Zahlreiche Fallgeschichten lockern das Buch auf, beispielsweise die des 8-jährigen Sven, der Hypnose nutzt, um sich trotz ADHS im Schulunterricht zu konzentrieren. Dabei gewährt der Autor Einblicke in seine Arbeit mit Patienten. So erfährt man etwa, mit welchem Text der Grundschüler in Trance versetzt wurde.

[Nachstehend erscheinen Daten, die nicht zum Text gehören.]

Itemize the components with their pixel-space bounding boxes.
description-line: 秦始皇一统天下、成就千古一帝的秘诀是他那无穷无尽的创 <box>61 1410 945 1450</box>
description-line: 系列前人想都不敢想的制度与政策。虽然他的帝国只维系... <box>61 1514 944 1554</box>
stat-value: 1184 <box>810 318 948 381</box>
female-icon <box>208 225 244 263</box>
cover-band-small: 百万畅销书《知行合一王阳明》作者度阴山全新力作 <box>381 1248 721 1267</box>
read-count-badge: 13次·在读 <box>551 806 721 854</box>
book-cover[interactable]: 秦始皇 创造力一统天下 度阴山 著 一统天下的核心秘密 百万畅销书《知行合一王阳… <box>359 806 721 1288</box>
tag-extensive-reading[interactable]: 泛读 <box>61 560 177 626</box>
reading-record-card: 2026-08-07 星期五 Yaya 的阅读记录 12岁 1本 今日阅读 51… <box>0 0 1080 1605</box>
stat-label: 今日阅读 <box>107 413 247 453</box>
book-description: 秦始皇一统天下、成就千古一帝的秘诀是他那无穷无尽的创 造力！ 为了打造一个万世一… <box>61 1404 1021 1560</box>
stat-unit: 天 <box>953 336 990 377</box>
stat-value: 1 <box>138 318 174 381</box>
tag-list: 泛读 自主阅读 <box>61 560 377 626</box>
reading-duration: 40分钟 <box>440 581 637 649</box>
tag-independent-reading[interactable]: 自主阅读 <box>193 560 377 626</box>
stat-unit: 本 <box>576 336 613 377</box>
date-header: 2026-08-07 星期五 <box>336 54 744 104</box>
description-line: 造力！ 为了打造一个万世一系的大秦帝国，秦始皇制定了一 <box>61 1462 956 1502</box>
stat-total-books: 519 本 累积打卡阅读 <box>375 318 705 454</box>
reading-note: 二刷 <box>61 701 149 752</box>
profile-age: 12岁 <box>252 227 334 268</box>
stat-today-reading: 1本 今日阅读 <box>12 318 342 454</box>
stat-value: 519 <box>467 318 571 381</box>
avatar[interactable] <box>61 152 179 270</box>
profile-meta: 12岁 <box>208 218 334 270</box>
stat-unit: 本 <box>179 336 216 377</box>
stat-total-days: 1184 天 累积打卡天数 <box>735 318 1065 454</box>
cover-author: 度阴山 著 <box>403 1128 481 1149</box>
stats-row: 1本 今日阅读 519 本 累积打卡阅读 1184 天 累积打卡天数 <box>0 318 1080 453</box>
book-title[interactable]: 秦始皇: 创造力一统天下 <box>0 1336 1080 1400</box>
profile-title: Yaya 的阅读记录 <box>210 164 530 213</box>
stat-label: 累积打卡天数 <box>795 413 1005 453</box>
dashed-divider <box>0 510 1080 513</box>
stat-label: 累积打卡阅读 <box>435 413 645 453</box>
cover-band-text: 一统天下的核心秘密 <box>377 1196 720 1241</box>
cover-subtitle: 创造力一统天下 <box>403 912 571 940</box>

Rauscher gibt Tipps und Anleitungen zur Selbsthypnose, distanziert sich aber klar von der "Showhypnose" im Fernsehen. Außerdem beantwortet er häufige Fragen, etwa ob die gesetzlichen Krankenkassen die Kosten einer Behandlung tragen – das sei nur in Ausnahmen der Fall. Kontraindikationen des Verfahrens und weiterführende Literatur finden ebenfalls Erwähnung.

Einziges Manko des Buchs: Es ist nicht ersichtlich, aus welchen Quellen der Autor sein Wissen zieht. Dennoch ist es ein gelungener Einstieg für alle, die wissen wollen, was Hypnose wirklich ist und kann.